Tuesday, March 13, 2012

Women philosophers in social and political philosophy

Our old colleague John Alexander would like some suggestions for readings by women philosophers for a course in social and political philosophy (beyond Warren, Thomson, Nussbaum, Foot, and Gilligan). John is particularly interested in women who write from a rights-oriented approach. Iris Marion Young, Frances Kamm, Onora O'Neill, Susan Okin, and Amy Gutmann come to mind. Any other ideas for John?


  1. To my mind, one of the most towering social and political philosopher who was a woman was Jean Hampton. Unfortunately she died young, but her remaining work is impressive.

  2. Elisabeth Anderson recently published The Imperative of Integration. What a book! http://www-personal.umich.edu/~eandersn/

    Debra Satz, Why some things should not be for sale.

    Ingrid Robeyns on capabilities

  3. Anne Phillips (LSE). Among other things, she writes on multiculturalism and rights (especially women's rights).

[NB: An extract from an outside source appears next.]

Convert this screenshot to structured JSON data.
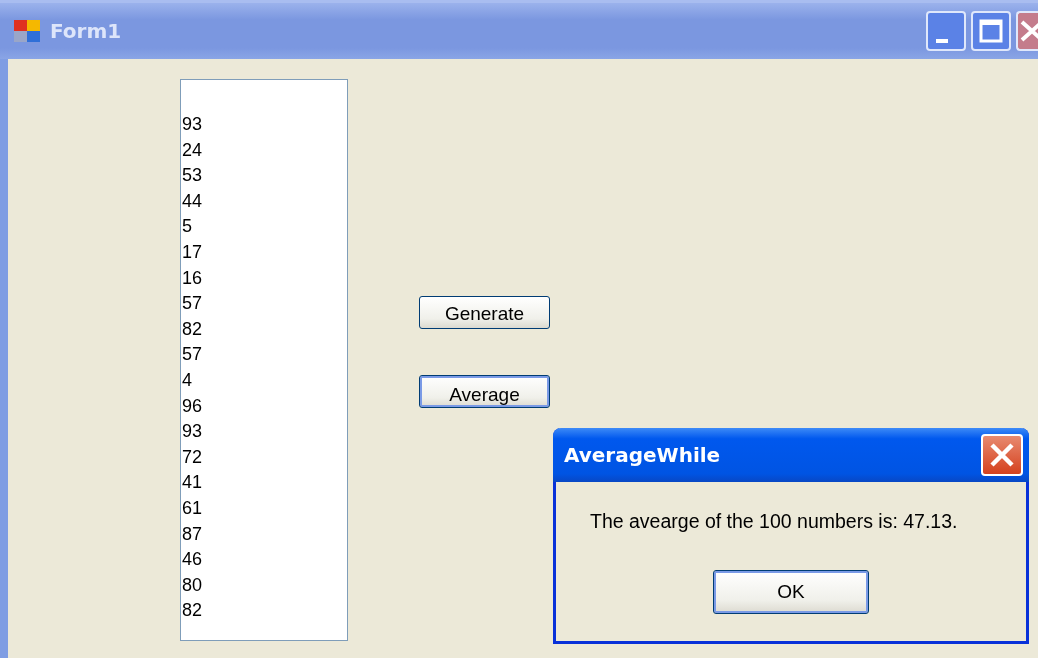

  4. You might look at some of Celia Wolf-Devine's work, especially if you end up having enough rights-oriented philosophers in the syllabus and want something to either balance out the rights-oriented folks or provide another look at care-based ethics, or both. Take a look at her CV:


  5. I often teach this article by Maria Lugones. It's tone is completely different, which some students love. It's a great work of ethics and great way to discuss knowing "the other".

    1. Thanks everyone for the suggestions. They are very helpful.

  6. She doesn't write specifically from/about rights per se but Susan Bordo has always been one of my favourite women philosophers and her work on philosophy's relationship to the female body sets the bar as far as I'm concerned. She's also got a particularly good (and readable!) feminist critique of "postmodern" feminist theory.

  7. Linda Martin Alcoff has great material, and Nancy Fraser might be worth a look to.